The Tax Cuts and Jobs Act (TCJA) introduces the Qualified Business Income (QBI) deduction as a partial offset to the bill’s reduction in the relative tax efficiency of pass-through entities (S corporations, limited liability companies, and partnerships) versus C corporations. Still, many RIAs will not be eligible for the deduction, and those that do will have a lot to keep in mind as it pertains to reasonable compensation levels and investment income. We’ll try to sort it all out for you in this week’s post.
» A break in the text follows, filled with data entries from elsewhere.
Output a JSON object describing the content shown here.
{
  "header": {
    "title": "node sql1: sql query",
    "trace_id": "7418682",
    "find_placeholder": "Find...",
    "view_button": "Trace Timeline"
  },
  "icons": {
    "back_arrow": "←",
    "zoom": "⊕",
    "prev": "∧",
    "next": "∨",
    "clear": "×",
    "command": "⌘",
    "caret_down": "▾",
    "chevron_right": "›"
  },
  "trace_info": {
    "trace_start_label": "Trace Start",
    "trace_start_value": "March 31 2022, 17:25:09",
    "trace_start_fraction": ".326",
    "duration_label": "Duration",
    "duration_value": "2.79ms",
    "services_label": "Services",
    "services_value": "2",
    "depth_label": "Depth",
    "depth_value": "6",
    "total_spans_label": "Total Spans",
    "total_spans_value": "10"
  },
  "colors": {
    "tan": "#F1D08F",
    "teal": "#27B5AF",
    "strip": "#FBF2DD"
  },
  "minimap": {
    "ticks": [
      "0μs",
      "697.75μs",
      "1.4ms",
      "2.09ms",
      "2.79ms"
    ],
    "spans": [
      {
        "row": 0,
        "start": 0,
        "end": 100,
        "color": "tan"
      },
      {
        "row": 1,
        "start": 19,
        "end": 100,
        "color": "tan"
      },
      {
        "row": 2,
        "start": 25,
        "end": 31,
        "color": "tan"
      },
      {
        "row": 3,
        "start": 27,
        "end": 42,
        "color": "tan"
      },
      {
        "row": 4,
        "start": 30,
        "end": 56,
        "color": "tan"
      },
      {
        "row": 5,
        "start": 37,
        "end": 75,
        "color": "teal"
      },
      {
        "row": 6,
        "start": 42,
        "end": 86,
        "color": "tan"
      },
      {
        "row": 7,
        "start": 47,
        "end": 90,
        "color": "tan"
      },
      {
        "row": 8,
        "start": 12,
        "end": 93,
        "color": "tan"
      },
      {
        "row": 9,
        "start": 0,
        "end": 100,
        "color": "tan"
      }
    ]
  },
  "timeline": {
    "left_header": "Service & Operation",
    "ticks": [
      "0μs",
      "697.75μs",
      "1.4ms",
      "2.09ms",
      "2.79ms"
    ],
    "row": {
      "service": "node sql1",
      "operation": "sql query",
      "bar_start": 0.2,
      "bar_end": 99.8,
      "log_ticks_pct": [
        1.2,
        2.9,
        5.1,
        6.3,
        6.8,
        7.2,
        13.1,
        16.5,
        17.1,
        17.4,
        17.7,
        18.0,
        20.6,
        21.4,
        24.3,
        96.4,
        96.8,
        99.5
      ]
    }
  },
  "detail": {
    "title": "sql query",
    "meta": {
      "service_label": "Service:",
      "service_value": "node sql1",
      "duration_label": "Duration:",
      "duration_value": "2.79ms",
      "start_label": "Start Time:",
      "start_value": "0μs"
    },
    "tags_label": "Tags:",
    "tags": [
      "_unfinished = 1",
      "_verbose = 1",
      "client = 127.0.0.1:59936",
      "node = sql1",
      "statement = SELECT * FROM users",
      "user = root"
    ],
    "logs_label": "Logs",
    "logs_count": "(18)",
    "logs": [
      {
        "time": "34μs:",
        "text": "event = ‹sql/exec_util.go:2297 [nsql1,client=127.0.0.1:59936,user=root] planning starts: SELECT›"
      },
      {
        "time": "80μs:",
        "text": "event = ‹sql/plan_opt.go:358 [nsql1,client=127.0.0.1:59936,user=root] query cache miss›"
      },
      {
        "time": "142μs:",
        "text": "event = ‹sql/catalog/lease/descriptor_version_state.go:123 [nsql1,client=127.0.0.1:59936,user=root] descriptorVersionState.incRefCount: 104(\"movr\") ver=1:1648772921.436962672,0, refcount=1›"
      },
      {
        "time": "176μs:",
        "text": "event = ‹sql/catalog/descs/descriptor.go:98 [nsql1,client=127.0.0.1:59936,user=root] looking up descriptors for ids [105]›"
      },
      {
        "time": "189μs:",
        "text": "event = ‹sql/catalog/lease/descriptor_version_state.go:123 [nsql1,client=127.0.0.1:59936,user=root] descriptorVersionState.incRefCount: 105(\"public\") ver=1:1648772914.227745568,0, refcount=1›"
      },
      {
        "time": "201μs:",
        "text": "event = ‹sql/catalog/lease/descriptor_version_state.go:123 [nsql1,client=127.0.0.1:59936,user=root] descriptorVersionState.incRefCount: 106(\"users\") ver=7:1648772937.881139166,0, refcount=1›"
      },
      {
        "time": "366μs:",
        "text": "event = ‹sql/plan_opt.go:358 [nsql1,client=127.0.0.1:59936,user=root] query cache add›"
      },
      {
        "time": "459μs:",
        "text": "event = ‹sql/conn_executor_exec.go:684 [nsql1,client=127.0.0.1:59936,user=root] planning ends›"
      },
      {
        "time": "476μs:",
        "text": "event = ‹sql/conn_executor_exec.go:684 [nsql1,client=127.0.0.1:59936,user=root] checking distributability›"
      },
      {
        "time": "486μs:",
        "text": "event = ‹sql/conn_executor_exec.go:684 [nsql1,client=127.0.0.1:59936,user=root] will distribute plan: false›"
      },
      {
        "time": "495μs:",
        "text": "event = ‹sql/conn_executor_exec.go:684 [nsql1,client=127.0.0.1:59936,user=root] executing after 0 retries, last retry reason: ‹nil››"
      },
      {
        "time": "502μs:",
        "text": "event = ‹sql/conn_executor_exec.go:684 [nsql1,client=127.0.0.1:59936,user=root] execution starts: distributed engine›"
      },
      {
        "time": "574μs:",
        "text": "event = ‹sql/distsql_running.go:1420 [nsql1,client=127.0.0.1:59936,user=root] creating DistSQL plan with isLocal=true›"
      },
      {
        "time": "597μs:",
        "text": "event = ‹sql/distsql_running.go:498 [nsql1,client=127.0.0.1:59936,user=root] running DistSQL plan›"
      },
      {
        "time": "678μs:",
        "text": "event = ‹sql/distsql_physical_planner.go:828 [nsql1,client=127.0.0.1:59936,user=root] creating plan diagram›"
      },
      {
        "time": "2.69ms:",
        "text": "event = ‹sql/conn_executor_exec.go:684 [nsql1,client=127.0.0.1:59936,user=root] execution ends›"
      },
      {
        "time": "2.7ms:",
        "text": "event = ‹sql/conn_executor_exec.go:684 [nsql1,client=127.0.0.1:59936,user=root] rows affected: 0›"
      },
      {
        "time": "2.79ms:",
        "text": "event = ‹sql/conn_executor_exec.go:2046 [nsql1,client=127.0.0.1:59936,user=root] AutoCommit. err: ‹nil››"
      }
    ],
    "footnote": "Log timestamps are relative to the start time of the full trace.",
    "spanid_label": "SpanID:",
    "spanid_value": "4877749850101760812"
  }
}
On balance, the TCJA has been very bullish for the RIA industry. A significant reduction in C corporation tax rates has helped precipitate a steady rise in the stock market over the last several months, so AUM balances are on the rise. Operating leverage in the business model compounds this effect, expanding margins as earnings growth outpaces gains in AUM and fee income. RIA market caps have responded accordingly:
However, not all aspects of the bill are favorable to the industry. The relative tax efficiency of the pass-through structure has been reduced by the bill as personal tax rates have not declined nearly as much as rates for C corporations, and most RIAs are LLCs or S corps (therefore, taxed only at the shareholder/personal level). For RIAs with low dividend payouts (which is somewhat rare in our experience), it may actually make more economic sense to be structured as a C corp in the wake of the tax bill. At least one alt manager has already done so already.
To compensate for the narrowing S corp tax advantage, the TCJA introduced the Qualified Business Income (QBI) deduction that allows certain S shareholders to deduct 20% of their pass-through income. Oddly enough, the QBI deduction is not available to RIAs (above a certain income limit, discussed later). Congress decided to exclude certain “specified service trade or business,” defined as “any trade business which involves the performance of services that consist of investing and investment management, trading, or dealing in securities.”
It’s not abundantly clear to us why the investment management exclusion (and the limitation on the deductibility of financial planning fees) was specifically included in the bill. Perhaps this exclusion was an offset for carried interest miraculously avoiding a tax hike from the TCJA. Maybe Congress didn’t feel any sympathy for an industry that has performed so well since the Financial Crisis and enjoys relatively high levels of compensation. Whatever the reason, it’s in there, but like many features of the TCJA, it includes a loophole.
Despite the exclusion, the QBI deduction remains available to RIA shareholders for whom total income is less than $315,000 for married couples or $157,500 for individuals and is partially available for married couples and individuals up to $415,000 and $207,500, respectively. Industry consultant Michael Kitces helps us keep this all straight:
If you’re the owner of an investment management firm and make over $207,500 as an individual or $415,000 if you’re married, the QBI deduction is not for you. While a good problem to have, it means many RIA owners will not be eligible for the deduction. If you find yourself in this category and do not distribute a high percentage of your earnings (that would still be subject to double taxation for C corporations), you might want to consider a C election. Otherwise, the S or LLC status probably makes the most economic sense even with the relative reduction in tax efficiency.
Nuances to Consider
Even if you’re at or below the income threshold, there are still a few nuances you need to consider in determining eligibility. One potential hurdle is the prohibition of “reasonable compensation” being classified as QBI, so certain RIA owners will now be incentivized to pay (or at least determine) a market rate for his or her salary and bonuses. We know firsthand that this is easier said than done and could require consultation with an industry advisor (like ourselves) or compensation expert to make such a determination. It’s also important to keep in mind that the income must also be domestic and not attributable to securities investments to qualify as QBI (even though REIT income not attributable to capital gains or qualified dividends is allowable).
Regardless of eligibility, the QBI and its random countenances are not likely to be a game changer for your RIA. It is, however, worth understanding these features if you can take advantage of (one of the few) benefits from the TCJA on pass-through entities like S Corps and LLCs. Otherwise, you can take comfort in not having to keep track of all this.